Hasta el desapercibido bañista que sale de las aguas repuesto se experimenta,
en efecto, repuesto en el principio, renovado y como a salvo del daño del
tiempo y del cúmulo de la vida.
Por eso resultan
tan sugerentes las asociaciones con el sueño que rodean al baño. Ciertamente,
para muchos el baño señala a diario la frontera entre el tiempo del sueño y el
de la vigilia como si el agua mediara fluyendo entre ellos. Pero no se trata
solo de esas analogías limítrofes entre uno y otro, ni del tópico –bastante
real- de que el baño produce sueño por ese derroche de vitalidad que induce. Sino
de que parezca que el baño nos acerca al principio al que también nos regresa
el sueño: la paz del principio restaurado y vuelto a hacer nuevo.
A esa inocencia
se vuelve mediante la limpieza que elimina las manchas y fealdades sobrepuestas
y es la representación simbólica de un renacimiento. Eso es lo que representan
todos los ritos acuáticos de purificación como los baños sagrados en el río
Ganges, las abluciones islámicas o el bautismo cristiano, que toman los efectos
naturales del agua como signo de los efectos espirituales de la purificación y
el perdón.
Quedar cubierto
por las aguas es volver a la indiferenciación de lo que carece de forma propia
como el agua. Por eso, resurgir de entre las aguas es como volver a la propia realidad
una vez repuesta en su forma primera, renovada y esplendida. Así surge Venus
del mar en la mitología greco latina (y Ursula Andress en la filmografía moderna). El baño saca a la luz las cosas y así las muestra en todo su esplendor. Y eso mismo es lo que significó para el
mundo el Diluvio en las numerosas tradiciones culturales que lo mencionan: la
recreación purificada del mundo.
Además, el agua
limpia y nos reduce a nuestra desnuda realidad. Seguramente por eso también
decimos haber dado un buen baño a quien ponemos en su lugar, chorreando los
oropeles mojados con los que se había adornado. Pero esa desnudez es la ocasión
para, tal vez, el más feliz efecto del baño: la falta de defensas de la piel humana y
su enorme capacidad sensible establecen un continuo entre el cuerpo y el agua
que nos fusiona benignamente con el mundo, al que, pese a todo, todavía cabe
experimentar como nuestra casa.
El baño suspende
y modifica las condiciones físicas de nuestra presencia corpórea en el mundo,
y convierte la tórrida severidad del verano en ocasión para el reencuentro
con el mundo. El verano hace habitable el agua en sus torrentes, lagos y
océanos, al tiempo que el agua hace habitable el verano aligerándolo. Así que
el verano ensancha la habitabilidad de los lugares del planeta al mismo tiempo que el agua
extiende la habitabilidad de las estaciones del clima.
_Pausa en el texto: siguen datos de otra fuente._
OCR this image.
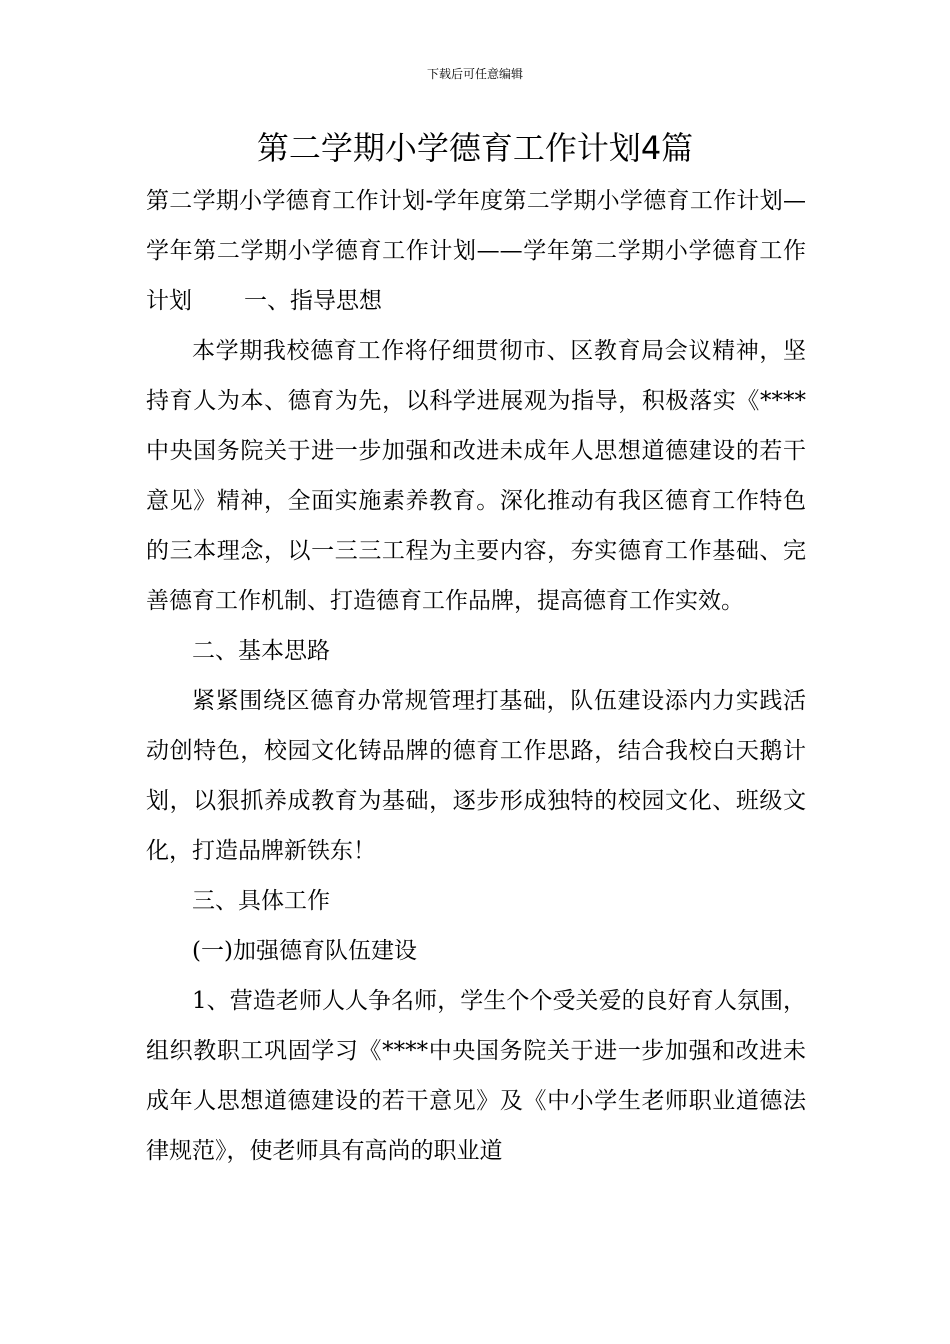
下载后可任意编辑
第二学期小学德育工作计划4篇

第二学期小学德育工作计划-学年度第二学期小学德育工作计划—学年第二学期小学德育工作计划——学年第二学期小学德育工作计划 一、指导思想

本学期我校德育工作将仔细贯彻市、区教育局会议精神，坚持育人为本、德育为先，以科学进展观为指导，积极落实《****中央国务院关于进一步加强和改进未成年人思想道德建设的若干意见》精神，全面实施素养教育。深化推动有我区德育工作特色的三本理念，以一三三工程为主要内容，夯实德育工作基础、完善德育工作机制、打造德育工作品牌，提高德育工作实效。

二、基本思路

紧紧围绕区德育办常规管理打基础，队伍建设添内力实践活动创特色，校园文化铸品牌的德育工作思路，结合我校白天鹅计划，以狠抓养成教育为基础，逐步形成独特的校园文化、班级文化，打造品牌新铁东！

三、具体工作

(一)加强德育队伍建设

1、营造老师人人争名师，学生个个受关爱的良好育人氛围，组织教职工巩固学习《****中央国务院关于进一步加强和改进未成年人思想道德建设的若干意见》及《中小学生老师职业道德法律规范》，使老师具有高尚的职业道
Pero, pese a nuestras nostalgias anfibias, permanecemos mamíferos terrestres y nuestra habitabilidad del agua es siempre parcial y estacional. De hecho, encontrar refugio
en el agua frente a la tórrida combinación estival de la luz, la tierra y el
aire, es como encontrar una fórmula perfecta pero fugaz de habitabilidad del mundo desde y
en el agua, desde esa líquida abundancia de nuestro planeta que reestrena
nuestra vitalidad.
Jesús explica a Nicodemo que es preciso volver a nacer de nuevo, por el agua del bautismo. Así somos regenerados en Cristo, nos revestimos de Cristo, nos transformamos en Cristo porque nos habita su Espíritu de hijos de Dios Padre. Es preciso alcanzar esa nueva relación con Dios para trabajar en su viña y dar fruto por medio de la Cruz.
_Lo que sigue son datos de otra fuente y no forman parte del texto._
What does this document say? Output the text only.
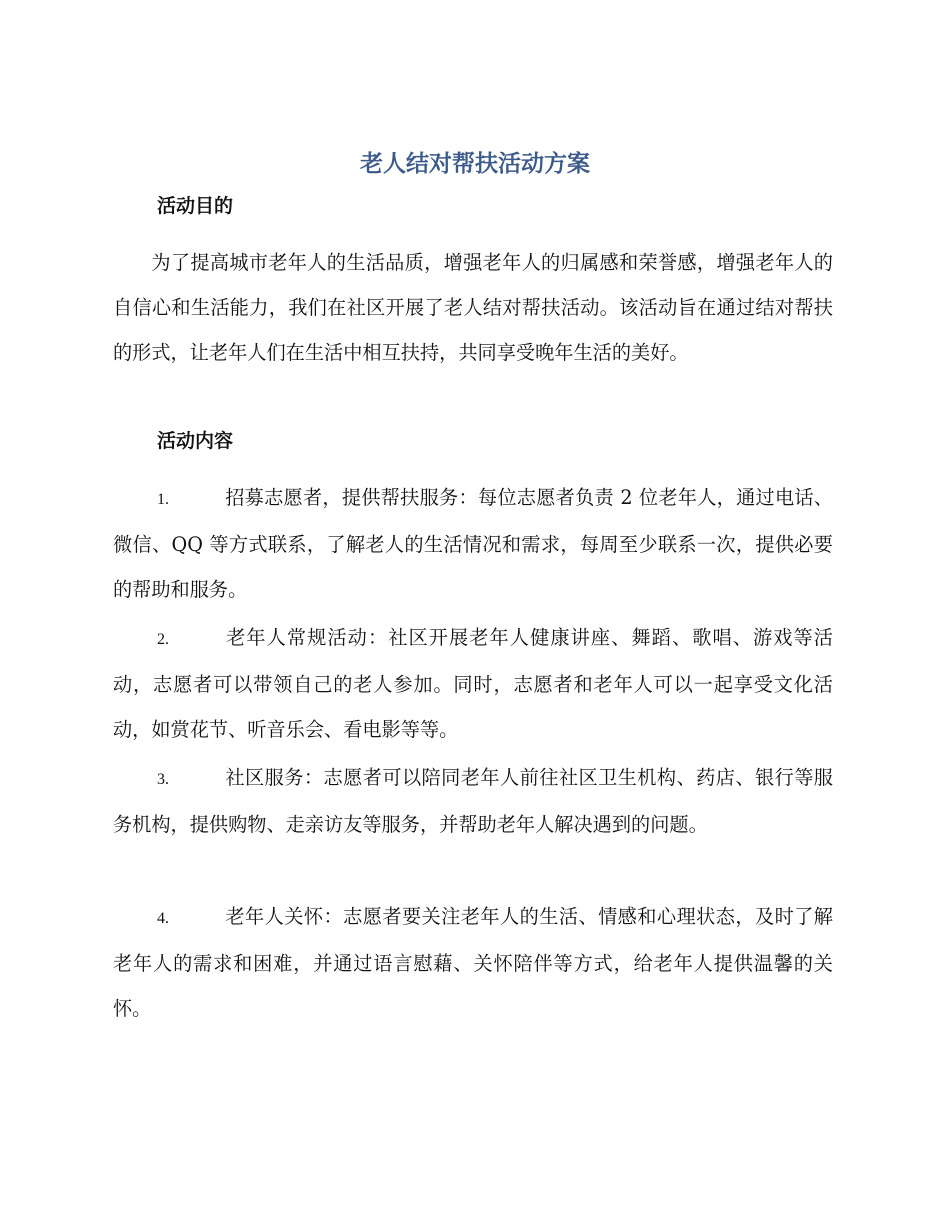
老人结对帮扶活动方案
活动目的

为了提高城市老年人的生活品质，增强老年人的归属感和荣誉感，增强老年人的自信心和生活能力，我们在社区开展了老人结对帮扶活动。该活动旨在通过结对帮扶的形式，让老年人们在生活中相互扶持，共同享受晚年生活的美好。

活动内容

1.	招募志愿者，提供帮扶服务：每位志愿者负责 2 位老年人，通过电话、微信、QQ 等方式联系，了解老人的生活情况和需求，每周至少联系一次，提供必要的帮助和服务。

2.	老年人常规活动：社区开展老年人健康讲座、舞蹈、歌唱、游戏等活动，志愿者可以带领自己的老人参加。同时，志愿者和老年人可以一起享受文化活动，如赏花节、听音乐会、看电影等等。

3.	社区服务：志愿者可以陪同老年人前往社区卫生机构、药店、银行等服务机构，提供购物、走亲访友等服务，并帮助老年人解决遇到的问题。

4.	老年人关怀：志愿者要关注老年人的生活、情感和心理状态，及时了解老年人的需求和困难，并通过语言慰藉、关怀陪伴等方式，给老年人提供温馨的关怀。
ResponderEliminarSuena repetido, parece ilusorio pero es el secreto desvelado de nuestra más íntima realidad.
"...volver a nacer de nuevo, por el agua..." En efecto, de eso va el texto. La sacramentaria dice, si no recuerdo mal, que la gracia actúa mediante los signos naturales: agua, oleo, pan, vino, gestos, palabras. Entender el significado antropológico de su historia cultural es útil. A mi me interesa, además, entender todo lo que hacemos: comprenderlo es vivirlo.